The deeper lever is always the model itself — its training data, RLHF calibration, and knowledge. Sampling parameters tune which part of the model you see. Choose your temperature knowing that.

A rule of thumb that actually holds

Think of temperature as deciding how much of the model’s uncertainty you want expressed in the output. If you want the model’s best single guess, drive temperature low. If you want a sample of plausible outputs that reflects the model’s genuine uncertainty about what should come next, keep temperature closer to 1.0 or above.

Think of top-p as deciding how far into the probability tail you are willing to reach. 0.9 is a reasonable default almost everywhere.
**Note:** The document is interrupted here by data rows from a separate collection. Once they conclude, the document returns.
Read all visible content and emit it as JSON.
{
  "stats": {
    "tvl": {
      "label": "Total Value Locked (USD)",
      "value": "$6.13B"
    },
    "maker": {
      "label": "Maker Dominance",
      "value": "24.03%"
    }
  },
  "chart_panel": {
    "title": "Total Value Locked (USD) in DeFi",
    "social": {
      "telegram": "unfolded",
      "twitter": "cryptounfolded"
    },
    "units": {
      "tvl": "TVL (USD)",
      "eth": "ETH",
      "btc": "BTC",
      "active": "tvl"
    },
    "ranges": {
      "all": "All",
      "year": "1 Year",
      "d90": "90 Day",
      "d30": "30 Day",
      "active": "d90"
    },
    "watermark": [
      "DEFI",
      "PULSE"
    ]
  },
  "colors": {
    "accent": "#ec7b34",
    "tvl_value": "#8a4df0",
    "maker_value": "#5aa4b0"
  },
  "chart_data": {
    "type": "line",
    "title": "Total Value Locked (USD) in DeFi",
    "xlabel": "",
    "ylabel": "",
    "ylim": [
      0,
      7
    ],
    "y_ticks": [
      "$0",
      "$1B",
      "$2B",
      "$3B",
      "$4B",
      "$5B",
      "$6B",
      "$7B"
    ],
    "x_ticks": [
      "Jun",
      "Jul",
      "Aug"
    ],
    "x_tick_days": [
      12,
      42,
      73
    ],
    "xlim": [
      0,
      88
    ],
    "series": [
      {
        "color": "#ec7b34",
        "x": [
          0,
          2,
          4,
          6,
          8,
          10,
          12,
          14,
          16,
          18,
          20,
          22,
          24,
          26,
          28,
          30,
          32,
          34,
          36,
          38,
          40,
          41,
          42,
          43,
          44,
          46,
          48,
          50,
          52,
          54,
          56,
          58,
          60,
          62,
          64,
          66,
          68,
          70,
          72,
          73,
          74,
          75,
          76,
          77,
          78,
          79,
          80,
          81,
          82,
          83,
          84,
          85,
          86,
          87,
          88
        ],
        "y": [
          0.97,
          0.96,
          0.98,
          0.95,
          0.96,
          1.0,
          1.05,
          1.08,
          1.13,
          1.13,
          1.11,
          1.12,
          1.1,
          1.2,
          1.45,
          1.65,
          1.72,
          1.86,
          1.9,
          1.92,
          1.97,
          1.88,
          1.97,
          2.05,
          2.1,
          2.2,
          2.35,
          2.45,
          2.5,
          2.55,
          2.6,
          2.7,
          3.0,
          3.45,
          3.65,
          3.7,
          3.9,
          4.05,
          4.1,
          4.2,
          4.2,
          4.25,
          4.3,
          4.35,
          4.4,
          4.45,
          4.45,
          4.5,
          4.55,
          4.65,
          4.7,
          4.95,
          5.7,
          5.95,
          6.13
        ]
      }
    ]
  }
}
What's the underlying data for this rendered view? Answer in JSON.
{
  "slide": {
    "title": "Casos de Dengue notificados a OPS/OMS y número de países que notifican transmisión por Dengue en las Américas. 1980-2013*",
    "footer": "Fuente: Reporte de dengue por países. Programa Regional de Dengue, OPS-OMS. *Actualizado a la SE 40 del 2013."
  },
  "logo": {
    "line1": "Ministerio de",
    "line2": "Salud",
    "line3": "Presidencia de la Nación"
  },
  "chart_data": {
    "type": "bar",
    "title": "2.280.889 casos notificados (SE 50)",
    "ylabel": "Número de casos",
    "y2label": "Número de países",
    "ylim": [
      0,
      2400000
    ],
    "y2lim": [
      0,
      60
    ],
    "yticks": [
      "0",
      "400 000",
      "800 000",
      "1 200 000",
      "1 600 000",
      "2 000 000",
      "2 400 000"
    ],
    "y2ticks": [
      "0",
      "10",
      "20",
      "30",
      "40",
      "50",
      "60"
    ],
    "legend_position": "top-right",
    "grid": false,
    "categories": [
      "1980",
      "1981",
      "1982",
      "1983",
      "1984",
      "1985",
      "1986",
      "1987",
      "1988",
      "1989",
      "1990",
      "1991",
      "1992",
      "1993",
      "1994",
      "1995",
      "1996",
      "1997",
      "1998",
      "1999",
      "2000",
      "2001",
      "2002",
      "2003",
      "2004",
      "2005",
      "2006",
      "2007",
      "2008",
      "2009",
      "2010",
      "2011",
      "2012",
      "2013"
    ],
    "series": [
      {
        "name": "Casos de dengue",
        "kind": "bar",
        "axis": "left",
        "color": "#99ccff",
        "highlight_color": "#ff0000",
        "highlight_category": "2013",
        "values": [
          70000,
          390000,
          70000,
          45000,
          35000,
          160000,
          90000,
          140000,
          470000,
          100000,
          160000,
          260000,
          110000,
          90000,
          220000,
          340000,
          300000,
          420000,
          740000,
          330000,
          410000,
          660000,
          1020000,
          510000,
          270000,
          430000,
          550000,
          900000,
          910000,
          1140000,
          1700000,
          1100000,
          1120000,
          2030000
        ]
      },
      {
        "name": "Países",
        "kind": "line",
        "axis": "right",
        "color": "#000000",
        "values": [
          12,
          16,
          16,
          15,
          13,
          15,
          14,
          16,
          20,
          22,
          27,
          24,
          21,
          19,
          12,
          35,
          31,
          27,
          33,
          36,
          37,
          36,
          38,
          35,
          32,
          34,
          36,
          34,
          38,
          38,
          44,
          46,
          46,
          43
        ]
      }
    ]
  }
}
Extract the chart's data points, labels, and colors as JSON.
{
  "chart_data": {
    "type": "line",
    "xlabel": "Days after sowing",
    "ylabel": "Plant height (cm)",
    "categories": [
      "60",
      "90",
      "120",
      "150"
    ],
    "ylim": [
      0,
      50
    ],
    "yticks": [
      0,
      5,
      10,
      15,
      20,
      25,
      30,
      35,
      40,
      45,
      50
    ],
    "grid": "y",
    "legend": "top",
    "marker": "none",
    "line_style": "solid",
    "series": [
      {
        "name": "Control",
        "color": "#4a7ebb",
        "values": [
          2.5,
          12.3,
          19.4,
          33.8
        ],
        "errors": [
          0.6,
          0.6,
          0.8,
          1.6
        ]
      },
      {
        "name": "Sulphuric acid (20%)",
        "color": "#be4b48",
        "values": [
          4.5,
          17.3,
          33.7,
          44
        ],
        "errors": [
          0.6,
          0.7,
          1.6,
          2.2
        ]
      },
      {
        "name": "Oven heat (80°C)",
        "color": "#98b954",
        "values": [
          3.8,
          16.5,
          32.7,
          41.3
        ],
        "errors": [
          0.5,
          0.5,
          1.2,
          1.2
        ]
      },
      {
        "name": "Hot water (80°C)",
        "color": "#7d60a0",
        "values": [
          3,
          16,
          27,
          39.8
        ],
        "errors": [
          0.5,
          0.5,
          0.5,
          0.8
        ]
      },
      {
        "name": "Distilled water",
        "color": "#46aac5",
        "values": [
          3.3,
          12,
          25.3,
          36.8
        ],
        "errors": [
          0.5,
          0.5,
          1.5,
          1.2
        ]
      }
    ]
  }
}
Below 0.7 you are aggressively cutting options; above 0.99 you are essentially sampling the whole distribution.

Think of top-k as a blunt guardrail that says “never go below the top k tokens no matter what.” It is most useful at small values when you want hard vocabulary control, and effectively irrelevant at large values like k=200 or k=512.

The three knobs do not make a model smarter. They make it behave in a way that matches your task’s tolerance for uncertainty. That is a smaller claim than most playground sliders suggest — but it is the correct one, and building your intuition around it will save you a lot of confused debugging.